Five EMR Myths that Need to be Busted

Many health care practitioners are still reluctant to implement electronic medical records (EMRs) despite increasing evidence of their benefits to practices and patients as well as significant financial incentives from the federal government—but the following five myths should not be among your reasons for reluctance.

EMRs are primarily for hospitals. EMRs are used more in large medical facilities, but they’re quickly gaining traction among small health care practices as well.

It’s hard to learn to operate an EMR. While there is a learning curve during EMR adoption as with any new technology, EMRs are increasingly easy to use, and many adopters are back to normal operations within as little as three weeks. Moreover, once implemented, EMRs can actually make work easier and significantly improve workflows with tools such as dictation software and an integrated dashboard to keep important information at your fingertips.

EMRs destroy the interaction between doctors and patients. According to a 2010 Government Accountability Office report, EMRs actually help doctors gain more information about a patient and thus improve communication.

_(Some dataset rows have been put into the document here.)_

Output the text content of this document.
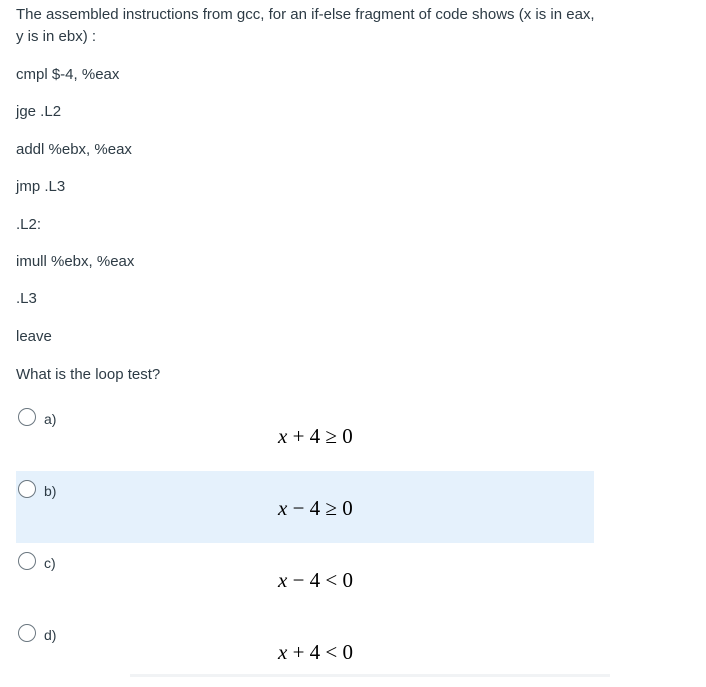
The assembled instructions from gcc, for an if-else fragment of code shows (x is in eax, y is in ebx) :

cmpl $-4, %eax

jge .L2

addl %ebx, %eax

jmp .L3

.L2:

imull %ebx, %eax

.L3

leave

What is the loop test?

a)
x + 4 ≥ 0
b)
x − 4 ≥ 0
c)
x − 4 < 0
d)
x + 4 < 0
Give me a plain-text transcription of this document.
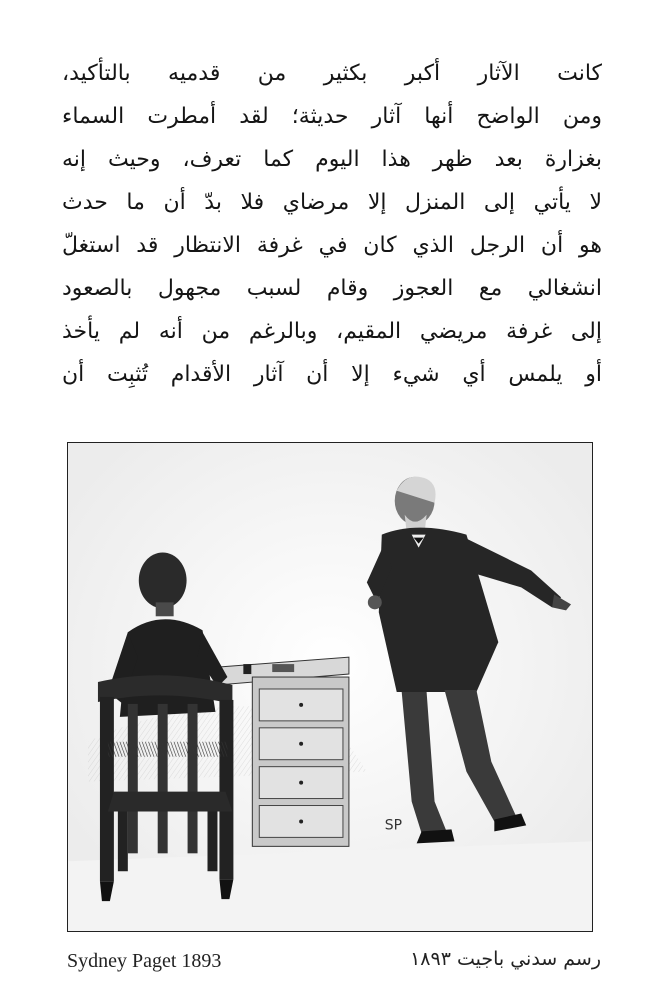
كانت الآثار أكبر بكثير من قدميه بالتأكيد،
ومن الواضح أنها آثار حديثة؛ لقد أمطرت السماء
بغزارة بعد ظهر هذا اليوم كما تعرف، وحيث إنه
لا يأتي إلى المنزل إلا مرضاي فلا بدّ أن ما حدث
هو أن الرجل الذي كان في غرفة الانتظار قد استغلّ
انشغالي مع العجوز وقام لسبب مجهول بالصعود
إلى غرفة مريضي المقيم، وبالرغم من أنه لم يأخذ
أو يلمس أي شيء إلا أن آثار الأقدام تُثبِت أن
SP
Sydney Paget 1893	رسم سدني باجيت ١٨٩٣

EMRs present a security risk. Federal regulations give EMRs significant protection: Health care practitioners need login credentials to access charts, and the EMR’s system tracks access. Plus, data is backed up so it’s protected from disasters such as floods and fires, which would destroy paper charts,

EMRs are expensive. New EMR technology is emerging that is both effective and affordable, making it easier for small practices to join the EMR revolution.